C'est dans ce double sens que la modernité aura été contraire au fûdo nippon, au point que le sociologue Miura Atsushi 三浦展a pu parler de fast-fûdoïsation, autrement dit que le milieu devient non-lieu, dans son ouvrage Fast-fûdoka suru Nippon ファスト風土化する日本 (Notre fûdo devient macdo, Tokyo, Yôsensha, 2004), où il dénonce les effets sociaux de l'étalement urbain, de la multiplication des grandes surfaces en périphérie des villes et le long des grands axes, de l'uniformisation des paysages, etc. ; bref, les effets de l'urbain diffus.

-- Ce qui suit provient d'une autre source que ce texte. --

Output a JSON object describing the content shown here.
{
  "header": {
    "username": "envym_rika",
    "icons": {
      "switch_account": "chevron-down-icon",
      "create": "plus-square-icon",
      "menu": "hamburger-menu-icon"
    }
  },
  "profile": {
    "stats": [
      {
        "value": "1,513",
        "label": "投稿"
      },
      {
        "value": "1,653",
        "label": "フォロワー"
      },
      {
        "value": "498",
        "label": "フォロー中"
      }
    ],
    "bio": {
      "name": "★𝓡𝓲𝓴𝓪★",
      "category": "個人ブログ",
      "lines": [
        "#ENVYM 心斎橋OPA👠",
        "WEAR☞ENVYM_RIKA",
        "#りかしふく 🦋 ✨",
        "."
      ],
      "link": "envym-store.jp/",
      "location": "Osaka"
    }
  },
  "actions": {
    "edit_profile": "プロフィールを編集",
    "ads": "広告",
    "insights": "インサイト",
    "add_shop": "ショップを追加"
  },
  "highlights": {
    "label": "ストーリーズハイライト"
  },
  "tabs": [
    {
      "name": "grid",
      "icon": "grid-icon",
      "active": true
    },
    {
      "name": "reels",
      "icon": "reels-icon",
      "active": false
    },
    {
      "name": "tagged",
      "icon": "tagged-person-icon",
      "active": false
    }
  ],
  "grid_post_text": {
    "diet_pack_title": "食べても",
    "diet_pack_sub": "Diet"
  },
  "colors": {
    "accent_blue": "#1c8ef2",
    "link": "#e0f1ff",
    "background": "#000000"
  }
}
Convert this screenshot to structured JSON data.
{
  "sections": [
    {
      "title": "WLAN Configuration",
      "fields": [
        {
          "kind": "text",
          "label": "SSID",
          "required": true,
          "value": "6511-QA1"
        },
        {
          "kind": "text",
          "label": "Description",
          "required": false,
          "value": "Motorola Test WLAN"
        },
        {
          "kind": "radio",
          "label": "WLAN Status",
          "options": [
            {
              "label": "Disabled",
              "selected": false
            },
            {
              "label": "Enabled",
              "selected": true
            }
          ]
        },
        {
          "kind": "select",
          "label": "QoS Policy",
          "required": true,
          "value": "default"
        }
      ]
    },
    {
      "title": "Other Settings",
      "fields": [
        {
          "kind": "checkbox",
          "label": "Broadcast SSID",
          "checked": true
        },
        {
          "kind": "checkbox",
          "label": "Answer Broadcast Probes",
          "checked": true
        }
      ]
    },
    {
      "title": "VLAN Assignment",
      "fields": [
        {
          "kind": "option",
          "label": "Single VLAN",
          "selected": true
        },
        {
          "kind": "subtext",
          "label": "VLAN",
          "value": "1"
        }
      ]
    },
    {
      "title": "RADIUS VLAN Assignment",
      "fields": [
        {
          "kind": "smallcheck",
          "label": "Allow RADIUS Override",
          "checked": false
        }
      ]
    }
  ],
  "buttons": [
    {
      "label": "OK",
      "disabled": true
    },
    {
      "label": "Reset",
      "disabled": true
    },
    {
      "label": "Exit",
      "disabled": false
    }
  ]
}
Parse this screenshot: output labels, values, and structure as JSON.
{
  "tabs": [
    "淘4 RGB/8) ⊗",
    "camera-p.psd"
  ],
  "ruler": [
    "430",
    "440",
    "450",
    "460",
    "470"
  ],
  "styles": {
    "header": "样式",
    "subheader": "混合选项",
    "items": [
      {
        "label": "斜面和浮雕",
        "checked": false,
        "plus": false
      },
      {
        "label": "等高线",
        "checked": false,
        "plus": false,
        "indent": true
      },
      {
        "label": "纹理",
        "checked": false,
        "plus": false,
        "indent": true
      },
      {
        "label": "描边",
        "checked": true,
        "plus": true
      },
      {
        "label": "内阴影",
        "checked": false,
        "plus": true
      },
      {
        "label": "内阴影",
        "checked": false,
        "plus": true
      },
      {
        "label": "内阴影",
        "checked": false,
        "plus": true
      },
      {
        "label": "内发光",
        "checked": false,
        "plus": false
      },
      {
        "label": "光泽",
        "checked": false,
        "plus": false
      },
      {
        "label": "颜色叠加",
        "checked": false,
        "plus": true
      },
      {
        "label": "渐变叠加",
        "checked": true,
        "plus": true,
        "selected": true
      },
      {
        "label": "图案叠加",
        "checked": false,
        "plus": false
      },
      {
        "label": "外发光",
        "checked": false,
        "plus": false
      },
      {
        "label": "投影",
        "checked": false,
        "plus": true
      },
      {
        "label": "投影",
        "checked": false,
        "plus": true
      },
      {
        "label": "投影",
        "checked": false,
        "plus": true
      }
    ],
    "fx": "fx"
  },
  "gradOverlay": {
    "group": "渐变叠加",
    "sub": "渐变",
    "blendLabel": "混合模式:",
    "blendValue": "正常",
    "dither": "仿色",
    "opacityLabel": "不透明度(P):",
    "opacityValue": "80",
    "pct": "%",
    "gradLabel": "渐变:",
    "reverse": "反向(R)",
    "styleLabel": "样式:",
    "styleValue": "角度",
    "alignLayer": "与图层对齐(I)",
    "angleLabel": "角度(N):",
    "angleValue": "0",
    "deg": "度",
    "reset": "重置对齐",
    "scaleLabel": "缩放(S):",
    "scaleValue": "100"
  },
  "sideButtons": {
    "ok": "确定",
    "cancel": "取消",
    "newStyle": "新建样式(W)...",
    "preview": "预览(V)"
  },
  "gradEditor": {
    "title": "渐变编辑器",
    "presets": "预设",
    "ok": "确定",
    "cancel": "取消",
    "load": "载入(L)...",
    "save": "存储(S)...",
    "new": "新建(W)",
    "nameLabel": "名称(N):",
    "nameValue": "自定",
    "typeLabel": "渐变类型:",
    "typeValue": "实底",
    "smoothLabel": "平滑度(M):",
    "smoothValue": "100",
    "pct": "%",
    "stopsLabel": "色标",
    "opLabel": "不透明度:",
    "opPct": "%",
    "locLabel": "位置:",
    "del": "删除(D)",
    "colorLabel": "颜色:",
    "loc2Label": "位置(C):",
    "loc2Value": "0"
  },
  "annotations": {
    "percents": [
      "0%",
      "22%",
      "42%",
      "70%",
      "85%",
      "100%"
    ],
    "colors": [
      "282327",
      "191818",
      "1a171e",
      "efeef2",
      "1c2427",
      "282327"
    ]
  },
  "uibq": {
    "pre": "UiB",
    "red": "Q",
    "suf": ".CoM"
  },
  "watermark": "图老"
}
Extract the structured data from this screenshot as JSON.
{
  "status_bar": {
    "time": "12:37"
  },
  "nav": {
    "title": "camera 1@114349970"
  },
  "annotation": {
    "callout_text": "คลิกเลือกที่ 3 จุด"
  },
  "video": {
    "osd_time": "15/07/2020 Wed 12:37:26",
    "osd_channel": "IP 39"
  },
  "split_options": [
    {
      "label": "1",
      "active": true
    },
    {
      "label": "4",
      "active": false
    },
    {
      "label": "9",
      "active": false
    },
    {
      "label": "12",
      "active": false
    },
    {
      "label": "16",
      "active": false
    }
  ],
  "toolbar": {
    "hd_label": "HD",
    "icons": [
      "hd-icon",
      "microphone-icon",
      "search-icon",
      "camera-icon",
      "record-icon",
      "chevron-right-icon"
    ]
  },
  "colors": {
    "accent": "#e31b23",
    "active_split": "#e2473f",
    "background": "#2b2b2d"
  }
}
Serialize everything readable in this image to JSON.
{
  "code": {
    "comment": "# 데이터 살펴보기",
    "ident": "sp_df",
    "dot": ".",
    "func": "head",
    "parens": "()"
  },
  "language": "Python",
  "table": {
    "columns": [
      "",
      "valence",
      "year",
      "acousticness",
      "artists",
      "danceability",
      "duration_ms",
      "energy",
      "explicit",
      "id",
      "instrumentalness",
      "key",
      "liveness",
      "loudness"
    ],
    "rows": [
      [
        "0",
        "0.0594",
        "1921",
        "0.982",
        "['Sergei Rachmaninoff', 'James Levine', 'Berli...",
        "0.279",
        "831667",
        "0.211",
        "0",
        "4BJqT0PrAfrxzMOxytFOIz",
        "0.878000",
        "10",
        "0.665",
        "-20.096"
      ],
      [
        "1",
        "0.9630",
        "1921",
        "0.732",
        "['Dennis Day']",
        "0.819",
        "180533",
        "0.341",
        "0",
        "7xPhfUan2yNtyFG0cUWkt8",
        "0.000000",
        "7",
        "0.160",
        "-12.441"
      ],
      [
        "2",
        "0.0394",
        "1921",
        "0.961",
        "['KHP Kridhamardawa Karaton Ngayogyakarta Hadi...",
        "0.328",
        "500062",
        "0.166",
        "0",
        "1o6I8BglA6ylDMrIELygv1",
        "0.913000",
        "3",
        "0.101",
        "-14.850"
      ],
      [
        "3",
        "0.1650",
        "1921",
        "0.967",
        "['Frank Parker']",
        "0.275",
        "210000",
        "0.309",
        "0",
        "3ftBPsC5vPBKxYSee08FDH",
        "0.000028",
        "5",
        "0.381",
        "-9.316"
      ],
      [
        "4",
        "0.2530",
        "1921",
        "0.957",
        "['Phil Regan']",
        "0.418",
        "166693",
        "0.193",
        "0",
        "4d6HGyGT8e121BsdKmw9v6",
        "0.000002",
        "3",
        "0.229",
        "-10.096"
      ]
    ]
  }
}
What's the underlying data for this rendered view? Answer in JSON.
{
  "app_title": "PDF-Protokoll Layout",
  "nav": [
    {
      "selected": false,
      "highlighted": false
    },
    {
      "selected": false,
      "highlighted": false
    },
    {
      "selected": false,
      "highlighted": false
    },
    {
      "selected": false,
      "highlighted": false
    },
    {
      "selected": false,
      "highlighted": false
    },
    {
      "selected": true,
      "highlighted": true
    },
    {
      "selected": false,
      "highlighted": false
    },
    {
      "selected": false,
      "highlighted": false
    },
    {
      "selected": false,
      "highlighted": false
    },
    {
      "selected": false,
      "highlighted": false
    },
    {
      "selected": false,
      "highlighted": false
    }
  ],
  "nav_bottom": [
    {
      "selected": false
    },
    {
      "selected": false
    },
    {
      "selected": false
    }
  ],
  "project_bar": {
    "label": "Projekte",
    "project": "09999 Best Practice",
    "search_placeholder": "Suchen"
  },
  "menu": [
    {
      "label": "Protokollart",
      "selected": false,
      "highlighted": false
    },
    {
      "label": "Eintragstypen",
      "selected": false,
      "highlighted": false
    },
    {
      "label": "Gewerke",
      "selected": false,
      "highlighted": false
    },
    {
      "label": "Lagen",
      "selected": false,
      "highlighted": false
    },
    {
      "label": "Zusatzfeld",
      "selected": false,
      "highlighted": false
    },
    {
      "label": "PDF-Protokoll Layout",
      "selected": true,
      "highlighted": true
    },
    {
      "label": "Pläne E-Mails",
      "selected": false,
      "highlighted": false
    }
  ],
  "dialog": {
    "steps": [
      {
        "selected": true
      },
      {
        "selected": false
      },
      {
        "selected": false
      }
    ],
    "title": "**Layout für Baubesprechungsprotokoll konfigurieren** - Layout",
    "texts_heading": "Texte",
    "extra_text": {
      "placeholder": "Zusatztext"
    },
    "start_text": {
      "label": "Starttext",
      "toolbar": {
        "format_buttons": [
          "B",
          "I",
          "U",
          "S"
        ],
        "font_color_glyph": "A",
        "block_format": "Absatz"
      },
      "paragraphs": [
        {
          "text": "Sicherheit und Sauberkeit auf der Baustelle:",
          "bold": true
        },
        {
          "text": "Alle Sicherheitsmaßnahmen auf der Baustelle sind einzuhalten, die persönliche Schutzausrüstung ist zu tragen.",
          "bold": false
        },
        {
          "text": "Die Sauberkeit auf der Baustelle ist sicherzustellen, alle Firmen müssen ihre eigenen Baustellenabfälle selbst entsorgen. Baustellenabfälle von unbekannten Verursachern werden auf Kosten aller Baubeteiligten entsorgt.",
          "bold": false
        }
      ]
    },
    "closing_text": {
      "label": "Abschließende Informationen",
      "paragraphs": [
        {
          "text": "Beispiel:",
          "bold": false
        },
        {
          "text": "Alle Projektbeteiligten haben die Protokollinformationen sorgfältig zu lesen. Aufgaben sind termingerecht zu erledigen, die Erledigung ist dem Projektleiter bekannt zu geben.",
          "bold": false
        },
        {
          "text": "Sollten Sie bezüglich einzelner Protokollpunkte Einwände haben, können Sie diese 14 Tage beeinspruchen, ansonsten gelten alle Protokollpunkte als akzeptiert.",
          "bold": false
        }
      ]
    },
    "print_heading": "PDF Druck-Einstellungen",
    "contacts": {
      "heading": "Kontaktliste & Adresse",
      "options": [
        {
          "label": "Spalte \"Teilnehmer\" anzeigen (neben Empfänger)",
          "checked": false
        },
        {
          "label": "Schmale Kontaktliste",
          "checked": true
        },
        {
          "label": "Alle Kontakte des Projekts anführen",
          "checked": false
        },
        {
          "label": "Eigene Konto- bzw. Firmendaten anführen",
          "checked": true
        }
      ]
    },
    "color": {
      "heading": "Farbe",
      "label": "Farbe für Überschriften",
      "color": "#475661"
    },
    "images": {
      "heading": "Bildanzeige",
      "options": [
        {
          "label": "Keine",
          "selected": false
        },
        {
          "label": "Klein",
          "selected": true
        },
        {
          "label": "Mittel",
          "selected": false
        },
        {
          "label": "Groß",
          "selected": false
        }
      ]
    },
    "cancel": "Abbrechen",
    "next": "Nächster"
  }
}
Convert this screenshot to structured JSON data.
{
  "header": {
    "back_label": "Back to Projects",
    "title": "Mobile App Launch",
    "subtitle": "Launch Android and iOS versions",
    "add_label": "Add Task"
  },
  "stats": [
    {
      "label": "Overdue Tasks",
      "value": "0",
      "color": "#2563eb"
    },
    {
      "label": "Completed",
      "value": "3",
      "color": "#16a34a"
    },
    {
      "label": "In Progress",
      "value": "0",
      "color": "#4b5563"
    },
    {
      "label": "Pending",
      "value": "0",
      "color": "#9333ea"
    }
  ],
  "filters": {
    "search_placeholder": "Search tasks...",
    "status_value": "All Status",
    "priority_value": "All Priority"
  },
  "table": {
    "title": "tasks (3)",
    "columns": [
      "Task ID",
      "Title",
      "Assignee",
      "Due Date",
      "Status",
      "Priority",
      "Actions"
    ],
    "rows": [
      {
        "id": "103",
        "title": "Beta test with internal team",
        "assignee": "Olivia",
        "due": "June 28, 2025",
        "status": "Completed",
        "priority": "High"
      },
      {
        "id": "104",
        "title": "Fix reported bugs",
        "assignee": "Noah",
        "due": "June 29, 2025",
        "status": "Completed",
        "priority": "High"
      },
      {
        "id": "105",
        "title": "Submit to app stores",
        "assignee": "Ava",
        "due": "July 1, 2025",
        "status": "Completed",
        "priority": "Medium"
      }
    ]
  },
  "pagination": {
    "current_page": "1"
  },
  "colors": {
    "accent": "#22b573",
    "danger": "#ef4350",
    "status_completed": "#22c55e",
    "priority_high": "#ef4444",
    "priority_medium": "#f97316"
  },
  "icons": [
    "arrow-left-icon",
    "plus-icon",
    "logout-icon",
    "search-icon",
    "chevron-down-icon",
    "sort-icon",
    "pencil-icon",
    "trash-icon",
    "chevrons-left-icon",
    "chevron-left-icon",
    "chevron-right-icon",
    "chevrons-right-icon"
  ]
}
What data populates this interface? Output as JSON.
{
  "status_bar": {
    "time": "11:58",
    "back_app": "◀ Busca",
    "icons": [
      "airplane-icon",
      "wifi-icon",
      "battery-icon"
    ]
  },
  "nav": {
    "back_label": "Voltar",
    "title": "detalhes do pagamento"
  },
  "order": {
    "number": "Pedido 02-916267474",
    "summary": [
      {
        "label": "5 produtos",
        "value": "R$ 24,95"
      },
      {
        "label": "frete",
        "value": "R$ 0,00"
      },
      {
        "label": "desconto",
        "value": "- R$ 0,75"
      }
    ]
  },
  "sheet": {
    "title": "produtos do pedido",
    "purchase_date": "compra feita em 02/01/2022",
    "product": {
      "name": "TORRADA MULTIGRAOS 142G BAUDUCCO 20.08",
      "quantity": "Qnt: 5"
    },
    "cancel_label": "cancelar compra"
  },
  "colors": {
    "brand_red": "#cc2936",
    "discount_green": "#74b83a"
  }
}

Le pont Riôgoku, sur le fleuve Sumida, Tokyo
(CC) Ken OHYAMA
On peut en effet considérer que dans le néolibéralisme ambiant, c'est-à-dire à l'apogée du capitalisme, triomphent des principes non seulement contraires à la spatialité japonaise traditionnelle, mais à toute spatialité : à la corrélation du social, du mental et du physique dans le champ relationnel commun d'une certaine médiance a succédé la discrétisation ( la dé-concrétisation) de toute réalité en unités comptabilisables, donc rentables et appropriables individuellement, plutôt que vivables en commun ; de la sorte, au vivre-ensemble a succédé le time/space is money, dans l'espace universel du profit par mètre carré, au lieu des paysages toujours singuliers d'une certaine contréité. L'humain n'y est plus que cet individu sans lieu dont le cogito cartésien symbolisa l'apparition, un hito dépouillé de son aida, et qui a donc perdu la moitié de lui-même.
Il s'y ajoute, dans le cas du Japon, que ces principes du capitalisme se sont affirmés en milieu occidental, où ils sont nés de l'accent mis par l'histoire sur la substance, puis de là sur l'individu, alors que l'histoire du milieu nippon avait au contraire été marquée par l'accent mis sur la relation et sur la singularité des situations concrètes, des lieux et des moments vécus en commun (v. ba* et en* ), comme le symbolise dans la cérémonie du thé la formule ichigo ichie 一期一会 : un moment, une rencontre. Les effets du capitalisme n'en auront été que plus violents au Japon, et justifient que l'on y ressente plus intensément qu'ailleurs la perte de médiance et de contréité qui en résulte. De même que le poète Li Shangyin 李商隠 (813-858) parla de "tue-paysage" (shāfēngjĭng 殺風景, en japonais sappûkei), on pourrait ainsi parler de "tue-milieu" (sappûdo 殺風土) pour le capitalisme en général, et plus particulièrement pour le néolibéralisme contemporain.

Ba

sens originel : "terrain élevé, ouvert et ensoleillé" (cc)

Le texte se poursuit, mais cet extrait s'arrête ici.